The city’s requirement that volunteers provide proof of insurance for work involving power equipment and irrigation has long irritated some neighborhood groups.

The city staff, in a report last week to City Council members, said it is implementing new rules that will require volunteers to sign waivers releasing the city from liability for injuries to themselves or damage to their equipment.

The city also will waive the proof of insurance requirement for volunteer groups working with nonriding power equipment and “irrigation operation within appropriate limits.”

The city has required $500,000 of liability coverage for work with power equipment and $1 million of coverage for any kind of irrigation project.

The city will continue to require insurance for community groups that hire contractors to maintain and do landscape work on city property.

James Mauldin, Fort Worth assistant director of financial management services, said the staff believes the changes limit the city’s exposure while stepping out of the way of volunteers.

“There’s been almost no claim activity related to this type of activity,” Mauldin said. “We’re willing to take that risk.”

Libby Willis, president of the Oakhurst Neighborhood Association in north Fort Worth, which has been pushing the city to ease up on the insurance requirements, said “we’re real happy” with the city’s change.

Oakhurst has five city-owned medians and, “at some point, we fell off the city’s mowing schedule,” she said.

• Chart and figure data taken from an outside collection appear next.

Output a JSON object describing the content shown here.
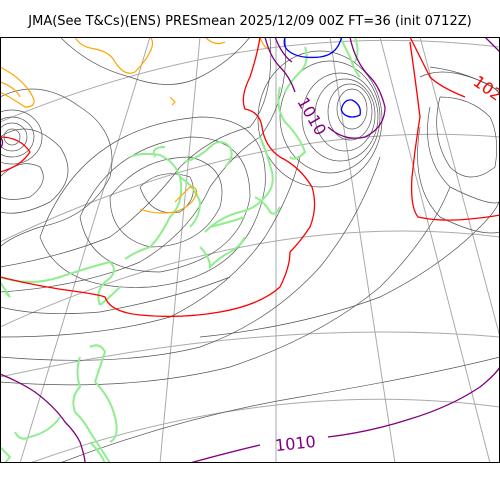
{
  "title": "JMA(See T&Cs)(ENS) PRESmean 2025/12/09 00Z FT=36 (init 0712Z)",
  "contour_labels": [
    {
      "text": "1010",
      "color": "#800080"
    },
    {
      "text": "102",
      "color": "#ff0000"
    },
    {
      "text": "1010",
      "color": "#800080"
    }
  ],
  "colors": {
    "isobar_thin": "#555555",
    "isobar_1020": "#ff0000",
    "isobar_1010": "#800080",
    "low_center": "#0000ff",
    "coastline": "#90ee90",
    "high_ground": "#ffa500",
    "graticule": "#aaaaaa"
  }
}
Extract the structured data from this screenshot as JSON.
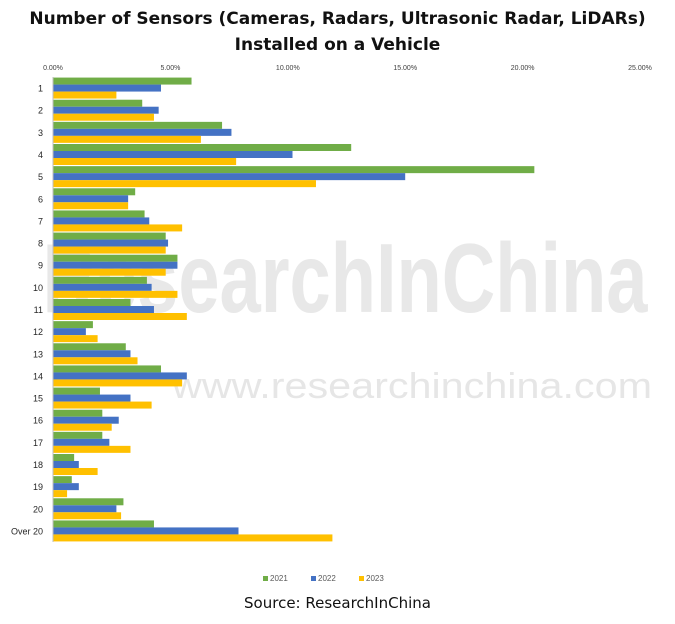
{
  "title_line1": "Number of Sensors (Cameras, Radars, Ultrasonic Radar, LiDARs)",
  "title_line2": "Installed on a Vehicle",
  "source": "Source: ResearchInChina",
  "watermark": {
    "big": "ResearchInChina",
    "url": "www.researchinchina.com"
  },
  "colors": {
    "2021": "#70ad47",
    "2022": "#4472c4",
    "2023": "#ffc000"
  },
  "chart_data": {
    "type": "bar",
    "orientation": "horizontal",
    "categories": [
      "1",
      "2",
      "3",
      "4",
      "5",
      "6",
      "7",
      "8",
      "9",
      "10",
      "11",
      "12",
      "13",
      "14",
      "15",
      "16",
      "17",
      "18",
      "19",
      "20",
      "Over 20"
    ],
    "series": [
      {
        "name": "2021",
        "values": [
          5.9,
          3.8,
          7.2,
          12.7,
          20.5,
          3.5,
          3.9,
          4.8,
          5.3,
          4.0,
          3.3,
          1.7,
          3.1,
          4.6,
          2.0,
          2.1,
          2.1,
          0.9,
          0.8,
          3.0,
          4.3
        ]
      },
      {
        "name": "2022",
        "values": [
          4.6,
          4.5,
          7.6,
          10.2,
          15.0,
          3.2,
          4.1,
          4.9,
          5.3,
          4.2,
          4.3,
          1.4,
          3.3,
          5.7,
          3.3,
          2.8,
          2.4,
          1.1,
          1.1,
          2.7,
          7.9
        ]
      },
      {
        "name": "2023",
        "values": [
          2.7,
          4.3,
          6.3,
          7.8,
          11.2,
          3.2,
          5.5,
          4.8,
          4.8,
          5.3,
          5.7,
          1.9,
          3.6,
          5.5,
          4.2,
          2.5,
          3.3,
          1.9,
          0.6,
          2.9,
          11.9
        ]
      }
    ],
    "xlim": [
      0,
      25
    ],
    "x_ticks": [
      "0.00%",
      "5.00%",
      "10.00%",
      "15.00%",
      "20.00%",
      "25.00%"
    ],
    "x_tick_values": [
      0,
      5,
      10,
      15,
      20,
      25
    ],
    "grid": false,
    "legend": [
      "2021",
      "2022",
      "2023"
    ],
    "legend_position": "bottom"
  }
}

To meet the city’s required $500,000 in liability coverage, the neighborhood association would have had to spend $700-$900 per year per median, she said.

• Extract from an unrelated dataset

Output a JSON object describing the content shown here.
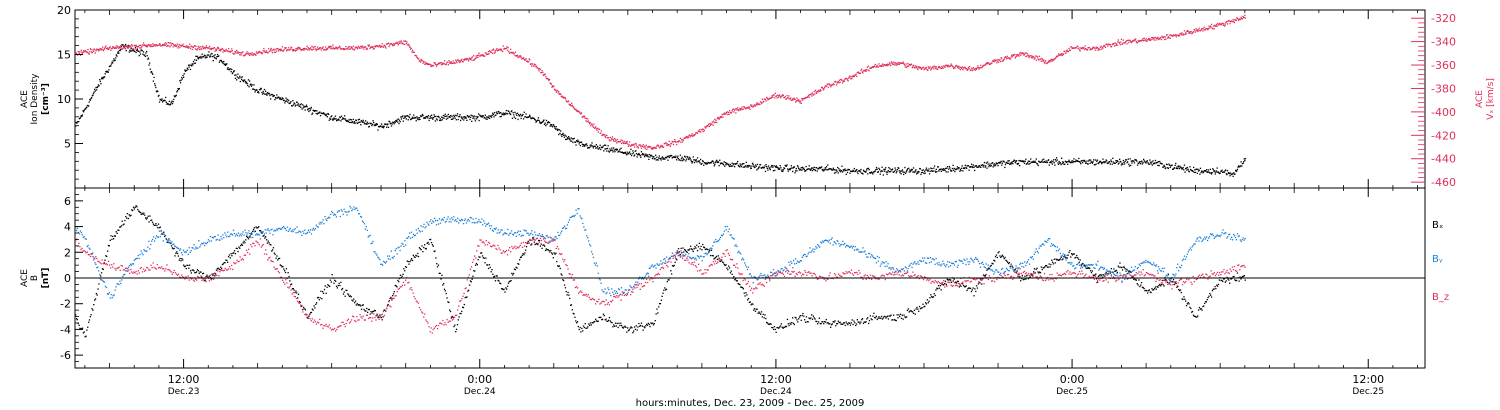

The neighborhood also wanted to be able to operate irrigation systems on city property, but was blocked by the city’s liability requirement, she said.

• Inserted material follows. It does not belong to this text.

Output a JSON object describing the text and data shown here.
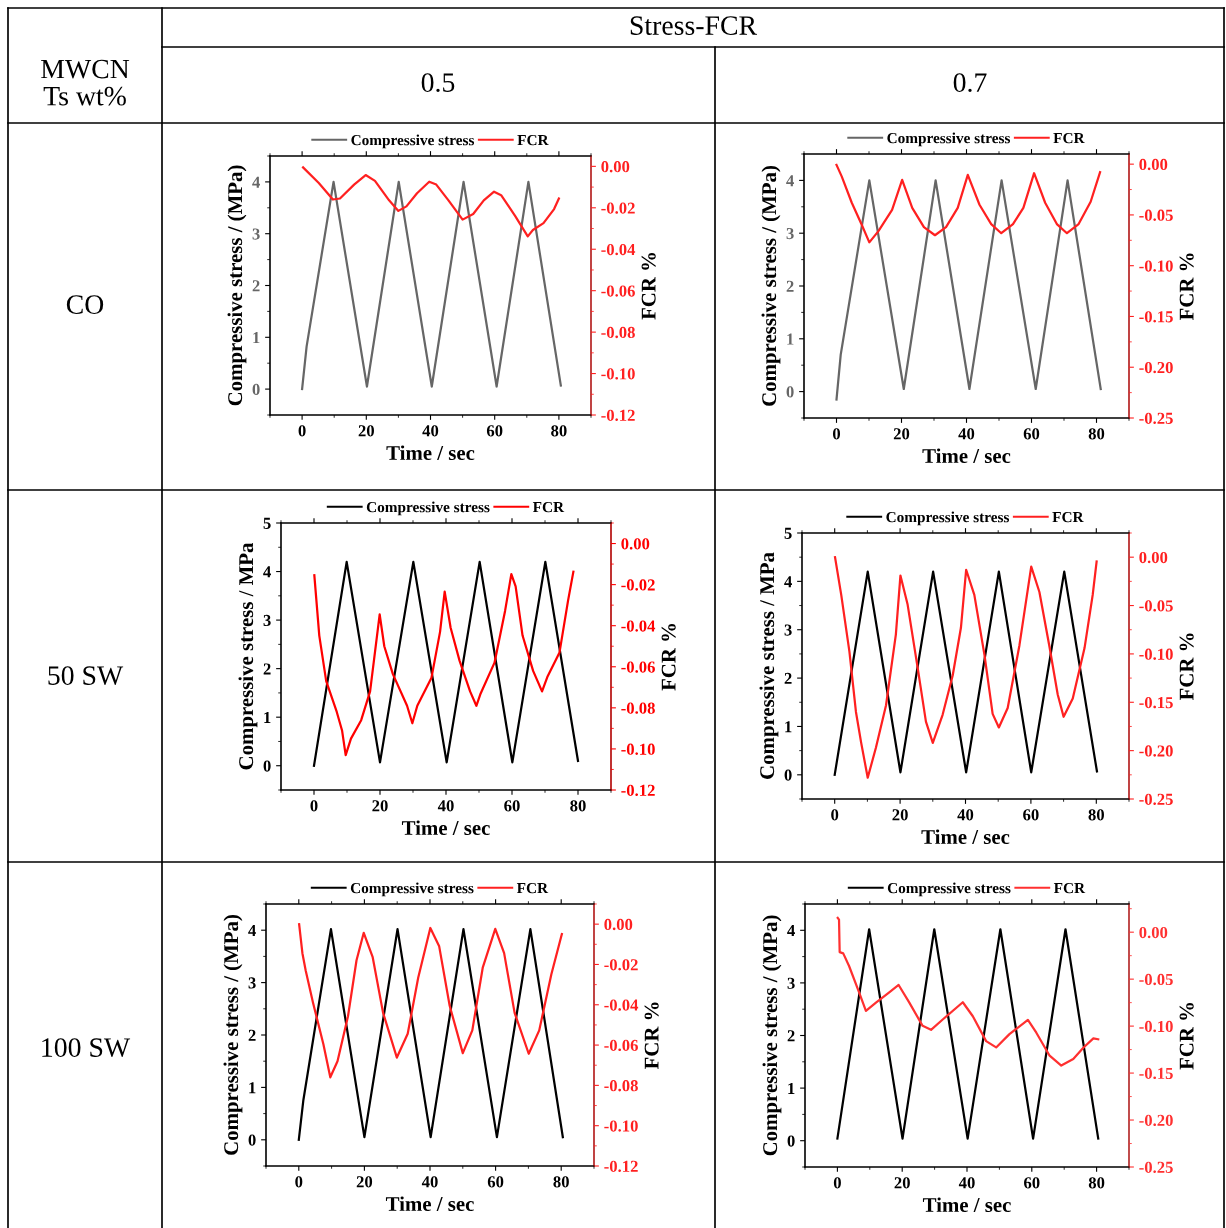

The association has hired a landscaper with insurance who has helped with some of the median work, but “we couldn’t afford to do all five,” Willis said.

The change doesn’t require City Council approval. The staff is getting ready to send it out to neighborhoods, implementing it “as soon as possible,” Mauldin said.

The city is self-insured for liability claims that arise when its employees are involved in accidents.

The staff considered extending blanket coverage to volunteers, but wanted to do it with a private insurance product that limited the city’s exposure, he said.

Officials couldn’t find an effective option, Mauldin said.

The city still has exposure for injuries to third parties caused by volunteers, but state law limits that exposure, he said.